Top priority: stabilize housing …

The obvious has become clear to me: there will be no meaningful economic recovery until the housing market is stabilized.


It’s not so much that some folks are being foreclosed on – some deservedly since they bought houses they couldn’t afford with little or no downpayment; some undeservedly because they got caught in the downdraft and lost their jobs .

It’s more because:

  1. Since homes are most families’ biggest assets, the decline in home values impacts consumption.  It’s called the “wealth effect”.
  2. An inability to sell homes – at a profit, or at all – reduces folks’ mobility, making it impossible or impractical to move from a high unemployment market (think Detroit) to one that may have brighter job prospects (think North Dakota).
  3. Since homes are often used as collateral to stake new small businesses, distressed home values cut entrepreneurs borrowing power. And, it is accepted wisdom that small businesses fuel job growth.

I’ve argued that the Feds approach – modify loans to “keep people in their homes” – is philosophically flawed and strategically misdirected. 

If somebody made no downpayment and few monthly payments, then it’s not “their home”.  It’s the bank’s home.

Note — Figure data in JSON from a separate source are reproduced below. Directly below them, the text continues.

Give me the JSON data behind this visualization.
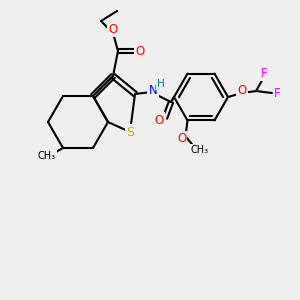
{
  "background_color": "#efefef",
  "line_color": "#000000",
  "line_width": 1.5,
  "atom_colors": {
    "S": "#c8b400",
    "O": "#ff0000",
    "N": "#0000ff",
    "H": "#008080",
    "F": "#ff00ff",
    "C": "#000000"
  },
  "font_size": 7.5
}
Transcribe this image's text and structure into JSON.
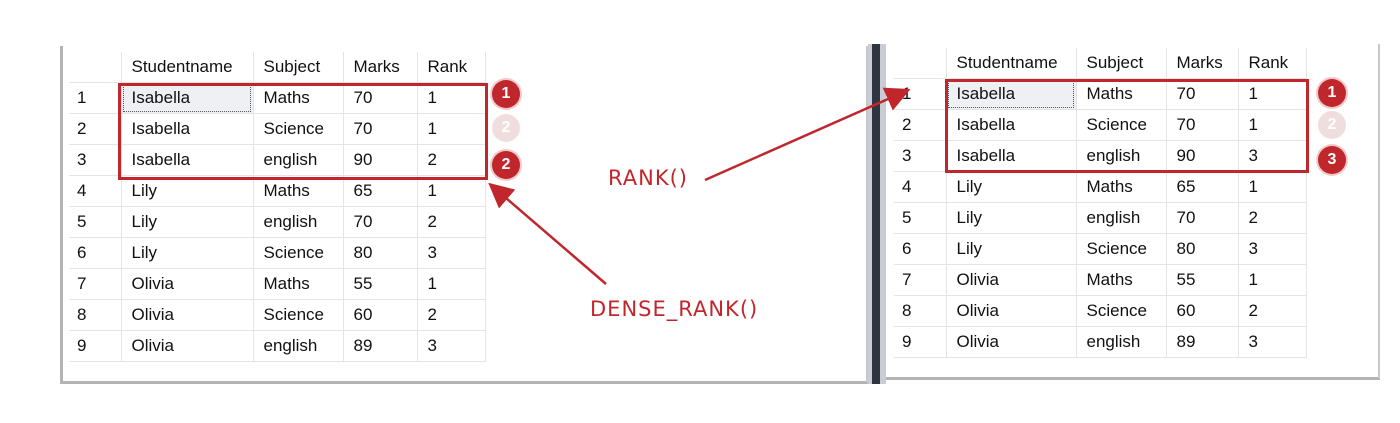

More important, it doesn’t fix the problem.

My answer: unleash private capital to suck up bargain priced residential real estate and rent it out.

Specifically, eliminate future capital gains taxes on any residential property bought in the next 2 years, allow investors (i.e. landlords) who rent the properties to depreciate the properties on an aggressively accelerated basis (i.e. say, 5 years), and allow any excess tax losses from renting to be applied to ordinary income.

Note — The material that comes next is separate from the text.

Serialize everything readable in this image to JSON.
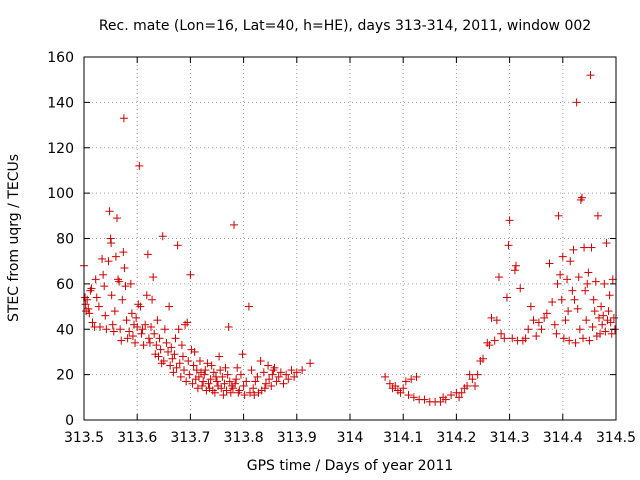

My bet: there would be a massive inflow of private capital to buy residential properties, housing prices would be bid up, folks would have access to affordable rentals, and the economy would be stimulated … REALLY stimulated.

The downsides?

Sure, the higher prices would be somewhat artificial … unless the model becomes a new paradigm – replacing the American Dream of home ownership.

And sure, the tax benefits accrue to fat cats.

So what, let’s get the economy rolling …

2 Responses to “Top priority: stabilize housing …”

  1. Tags Says:

    I talked to a contractor the other day and he said his biggest client, a nursing home, stopped paying him on time because they could not fill their beds and thus keep their cash flow positive. “Why?” I asked. Apparently, their potential clients, the elderly, could not sell their homes and raise the money to move into a nursing home. That is just sad all around.

  2. TK Says:

    The government prefers a slower descent for home prices because the government and the banks still own a huge pile of mortgage-backed assets whose toxicity will increase with any sharp drop in home prices.

    Obama is just buying time to allow the banks to “earn” a substantial cushion for when more home supply is forced to hit the market and prices inevitably fall. Every month between then and now will reduce the future need for direct government support. Either way, losses down the road are more palatable than losses today. Economically and politically.

    Dropping rates to 2% sounds inexpensive, but what do you think those loans will be worth when rates move higher? Why would anybody refinance their 2% loan? The government is already holding rates at historic lows. Homes are being sold, so why cut rates further?